Part of our home-coming is CARICOM and the CSME. Others may help us, but we are the ones who must all be the main productive
hands on deck. It is we, the Caribbean people of all walks of life, who know our Region and its possibilities better than
anyone else. It is us - the leaders of all kinds, and the people as an integrated whole in communion with their leaders -
who must bring the touching poetic majesty of Derek Walcott to life and living over the pastures of bananas and sugar cane,
where our countries lift their respective horns, sunrise trickles down the valleys, the waves wash along the beaches, blood
splashes on the cedars, and the grooves flood with the light of sacrifice.

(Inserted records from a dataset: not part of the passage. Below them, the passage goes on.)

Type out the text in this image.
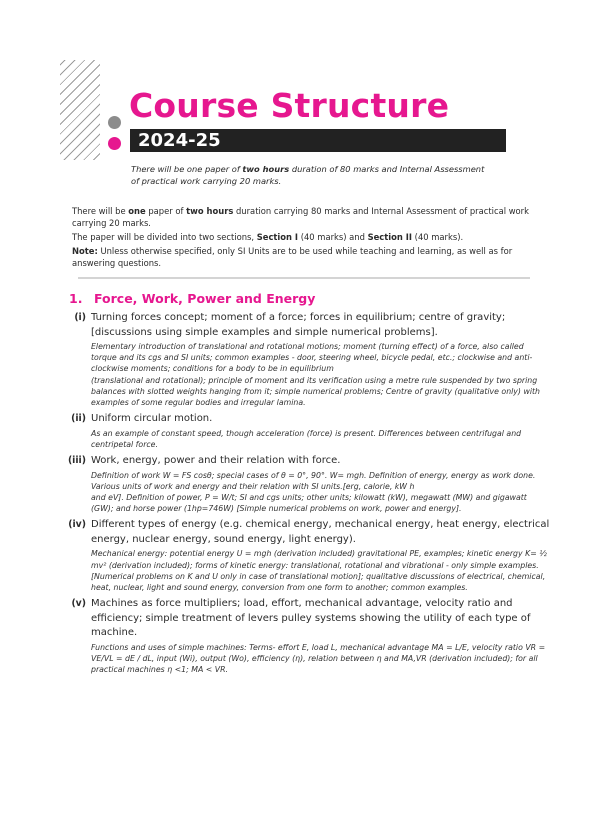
Course Structure
2024-25
There will be one paper of two hours duration of 80 marks and Internal Assessment of practical work carrying 20 marks.
There will be one paper of two hours duration carrying 80 marks and Internal Assessment of practical work carrying 20 marks.
The paper will be divided into two sections, Section I (40 marks) and Section II (40 marks).
Note: Unless otherwise specified, only SI Units are to be used while teaching and learning, as well as for answering questions.
1. Force, Work, Power and Energy
(i) Turning forces concept; moment of a force; forces in equilibrium; centre of gravity; [discussions using simple examples and simple numerical problems].
Elementary introduction of translational and rotational motions; moment (turning effect) of a force, also called torque and its cgs and SI units; common examples - door, steering wheel, bicycle pedal, etc.; clockwise and anti-clockwise moments; conditions for a body to be in equilibrium
(translational and rotational); principle of moment and its verification using a metre rule suspended by two spring balances with slotted weights hanging from it; simple numerical problems; Centre of gravity (qualitative only) with examples of some regular bodies and irregular lamina.
(ii) Uniform circular motion.
As an example of constant speed, though acceleration (force) is present. Differences between centrifugal and centripetal force.
(iii) Work, energy, power and their relation with force.
Definition of work W = FS cosθ; special cases of θ = 0°, 90°. W= mgh. Definition of energy, energy as work done. Various units of work and energy and their relation with SI units.[erg, calorie, kW h
and eV]. Definition of power, P = W/t; SI and cgs units; other units; kilowatt (kW), megawatt (MW) and gigawatt (GW); and horse power (1hp=746W) [Simple numerical problems on work, power and energy].
(iv) Different types of energy (e.g. chemical energy, mechanical energy, heat energy, electrical energy, nuclear energy, sound energy, light energy).
Mechanical energy: potential energy U = mgh (derivation included) gravitational PE, examples; kinetic energy K= ½ mv² (derivation included); forms of kinetic energy: translational, rotational and vibrational - only simple examples. [Numerical problems on K and U only in case of translational motion]; qualitative discussions of electrical, chemical, heat, nuclear, light and sound energy, conversion from one form to another; common examples.
(v) Machines as force multipliers; load, effort, mechanical advantage, velocity ratio and efficiency; simple treatment of levers pulley systems showing the utility of each type of machine.
Functions and uses of simple machines: Terms- effort E, load L, mechanical advantage MA = L/E, velocity ratio VR = VE/VL = dE / dL, input (Wi), output (Wo), efficiency (η), relation between η and MA,VR (derivation included); for all practical machines η <1; MA < VR.
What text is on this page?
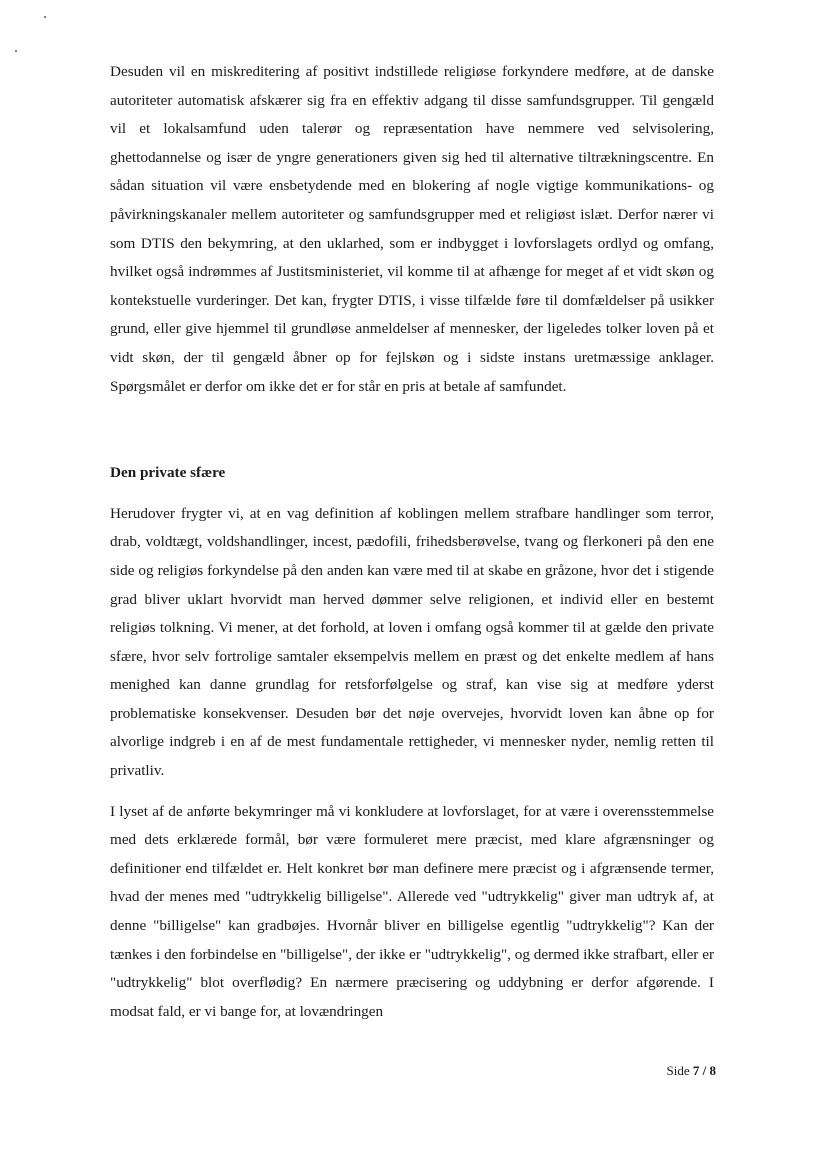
Desuden vil en miskreditering af positivt indstillede religiøse forkyndere medføre, at de danske autoriteter automatisk afskærer sig fra en effektiv adgang til disse samfundsgrupper. Til gengæld vil et lokalsamfund uden talerør og repræsentation have nemmere ved selvisolering, ghettodannelse og især de yngre generationers given sig hed til alternative tiltrækningscentre. En sådan situation vil være ensbetydende med en blokering af nogle vigtige kommunikations- og påvirkningskanaler mellem autoriteter og samfundsgrupper med et religiøst islæt. Derfor nærer vi som DTIS den bekymring, at den uklarhed, som er indbygget i lovforslagets ordlyd og omfang, hvilket også indrømmes af Justitsministeriet, vil komme til at afhænge for meget af et vidt skøn og kontekstuelle vurderinger. Det kan, frygter DTIS, i visse tilfælde føre til domfældelser på usikker grund, eller give hjemmel til grundløse anmeldelser af mennesker, der ligeledes tolker loven på et vidt skøn, der til gengæld åbner op for fejlskøn og i sidste instans uretmæssige anklager. Spørgsmålet er derfor om ikke det er for står en pris at betale af samfundet.

Den private sfære

Herudover frygter vi, at en vag definition af koblingen mellem strafbare handlinger som terror, drab, voldtægt, voldshandlinger, incest, pædofili, frihedsberøvelse, tvang og flerkoneri på den ene side og religiøs forkyndelse på den anden kan være med til at skabe en gråzone, hvor det i stigende grad bliver uklart hvorvidt man herved dømmer selve religionen, et individ eller en bestemt religiøs tolkning. Vi mener, at det forhold, at loven i omfang også kommer til at gælde den private sfære, hvor selv fortrolige samtaler eksempelvis mellem en præst og det enkelte medlem af hans menighed kan danne grundlag for retsforfølgelse og straf, kan vise sig at medføre yderst problematiske konsekvenser. Desuden bør det nøje overvejes, hvorvidt loven kan åbne op for alvorlige indgreb i en af de mest fundamentale rettigheder, vi mennesker nyder, nemlig retten til privatliv.

I lyset af de anførte bekymringer må vi konkludere at lovforslaget, for at være i overensstemmelse med dets erklærede formål, bør være formuleret mere præcist, med klare afgrænsninger og definitioner end tilfældet er. Helt konkret bør man definere mere præcist og i afgrænsende termer, hvad der menes med "udtrykkelig billigelse". Allerede ved "udtrykkelig" giver man udtryk af, at denne "billigelse" kan gradbøjes. Hvornår bliver en billigelse egentlig "udtrykkelig"? Kan der tænkes i den forbindelse en "billigelse", der ikke er "udtrykkelig", og dermed ikke strafbart, eller er "udtrykkelig" blot overflødig? En nærmere præcisering og uddybning er derfor afgørende. I modsat fald, er vi bange for, at lovændringen

Side 7 / 8
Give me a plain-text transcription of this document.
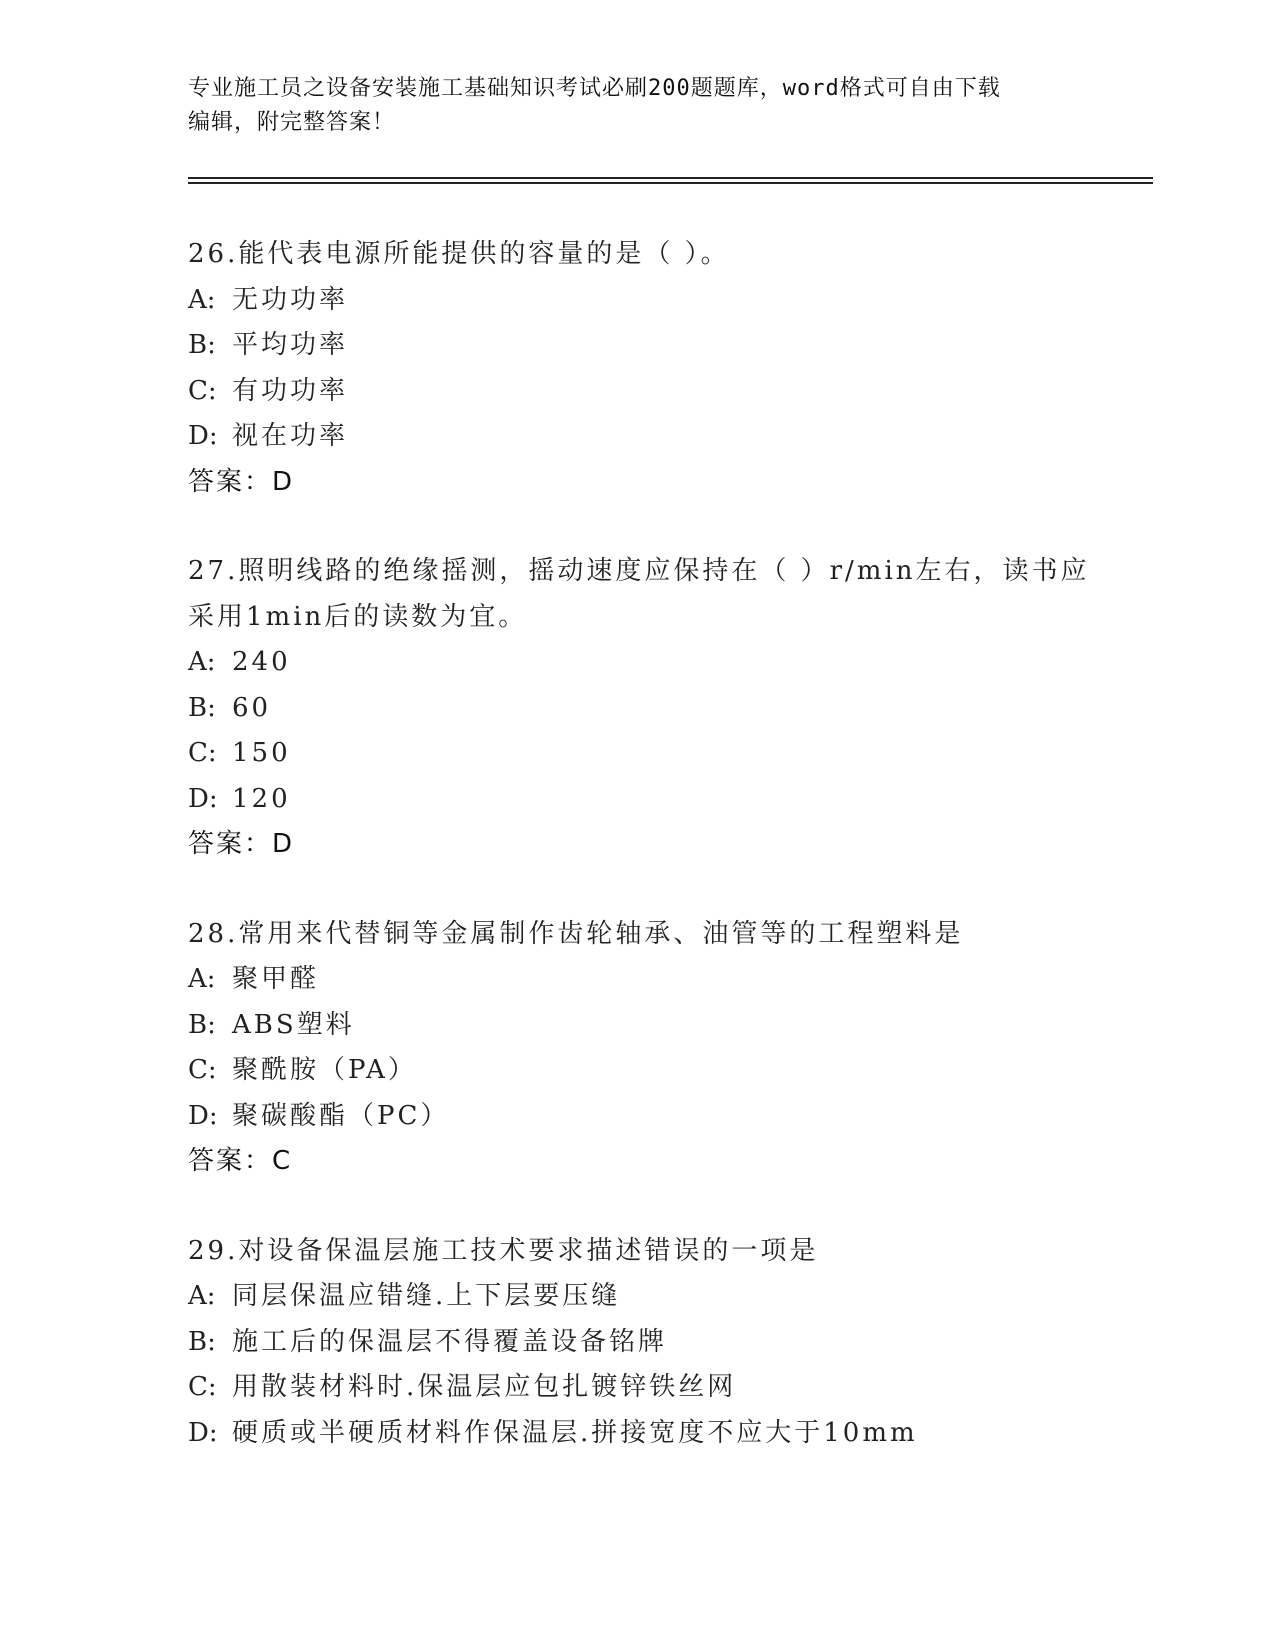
专业施工员之设备安装施工基础知识考试必刷200题题库，word格式可自由下载
编辑，附完整答案！
26.能代表电源所能提供的容量的是（ ）。
A: 无功功率
B: 平均功率
C: 有功功率
D: 视在功率
答案：D
27.照明线路的绝缘摇测，摇动速度应保持在（ ）r/min左右，读书应
采用1min后的读数为宜。
A: 240
B: 60
C: 150
D: 120
答案：D
28.常用来代替铜等金属制作齿轮轴承、油管等的工程塑料是
A: 聚甲醛
B: ABS塑料
C: 聚酰胺（PA）
D: 聚碳酸酯（PC）
答案：C
29.对设备保温层施工技术要求描述错误的一项是
A: 同层保温应错缝.上下层要压缝
B: 施工后的保温层不得覆盖设备铭牌
C: 用散装材料时.保温层应包扎镀锌铁丝网
D: 硬质或半硬质材料作保温层.拼接宽度不应大于10mm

This historic gathering calls for a remembrance of the giants of the integration movement from across the ages and the
Region. I celebrate them. Because of their life and work it remains possible to glimpse morning before the sun; possible to
see early where sunset might stain anticipated night. The tongue of memory records the hurt at any of their regional failures,
but it extols, too, the magnificence of their efforts in helping to fashion the architectural dream and reality which we hold
aloft today.
Assembled today are leaders who, in one way or another, contributed immensely to this CARICOM Single Market enterprise
thus far. But none has been more tireless, unsparing and inspirational in his efforts than my dear colleague, Owen Seymour
Arthur, Prime Minister of Barbados and our colleague Head who has the lead responsibility for the CSME. Owen, you have enhanced
our political virtue and our quest for individual and collective self-mastery. You have given meaning to Martin Carter’s
poetic summation of our painful and joyous historic journey by ensuring that we who have come from yesterday with our limiting
burdens have now turned to the world of tomorrow with our considerable strengths.
On 1 January 2007, I will, God willing, assume the rotational Chairmanship of CARICOM. I pledge, as always, to advance
further the interests of our Caribbean civilization.
Thank you and may Almighty God continue to bless us all!